US light crude for April delivery was down 75 cents at $107.15 a barrel by 1400 GMT, after it touched a record $109.72 a barrel - the fifth straight day of new records. London Brent crude was down 32 cents at $103.84, off its record high of $105.82.

"Oil is reacting to the reversal of the dollar on coordinated central bank liquidity action," said Tom Bentz, analyst at BNP Paribas Commodity Futures.

The euro initially was bolstered by a better-than-expected reading of investor sentiment from Germany that pushed it to $1.5495 in late-morning European trading.

But when the Fed, ECB and Bank of England announced that they were joining with other central banks to ramp up efforts to provide more relief in the credit crisis, the euro plunged as low as $1.5331.

It later clawed back some ground, rising to $1.5380.

The Fed announced a new effort with other central banks to add up to $200 billion to strained credit markets, boosting stocks and helping the dollar rally.

The Fed expanded its securities lending programme, offering up to $200 billion of highly-liquid US Treasury securities to primary dealers, secured for 28 days. The action came on the back of an announcement from the Fed on Friday that it would expand auctions of short-term cash to $100 billion in March and launch a series of repurchase agreements expected to be worth $100 billion, bringing the total of recently announced action to a hefty $400 billion.

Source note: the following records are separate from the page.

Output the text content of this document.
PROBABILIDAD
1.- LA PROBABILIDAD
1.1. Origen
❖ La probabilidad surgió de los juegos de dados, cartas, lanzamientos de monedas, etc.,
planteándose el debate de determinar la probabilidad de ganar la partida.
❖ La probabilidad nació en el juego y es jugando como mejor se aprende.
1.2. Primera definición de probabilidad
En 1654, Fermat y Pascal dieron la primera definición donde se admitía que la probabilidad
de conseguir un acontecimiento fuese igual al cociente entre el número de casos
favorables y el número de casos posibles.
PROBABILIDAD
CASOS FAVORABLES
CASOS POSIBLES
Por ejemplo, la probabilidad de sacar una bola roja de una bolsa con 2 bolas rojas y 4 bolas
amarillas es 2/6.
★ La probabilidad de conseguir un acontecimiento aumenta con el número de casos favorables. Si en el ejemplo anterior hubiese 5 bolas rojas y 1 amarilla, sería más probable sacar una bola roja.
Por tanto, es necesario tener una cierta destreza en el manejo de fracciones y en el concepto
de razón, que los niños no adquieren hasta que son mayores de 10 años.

"Looking at the big picture, we believe that the recent price surges in the commodity sector have been for the most part triggered by large capital inflows from institutional investors, hedge funds above all," said fund manager Tiberius Asset Management in a research note.

Goldman Sachs warned oil was at risk from fund liquidation due to cyclical fundamental weaknesses in the next few months.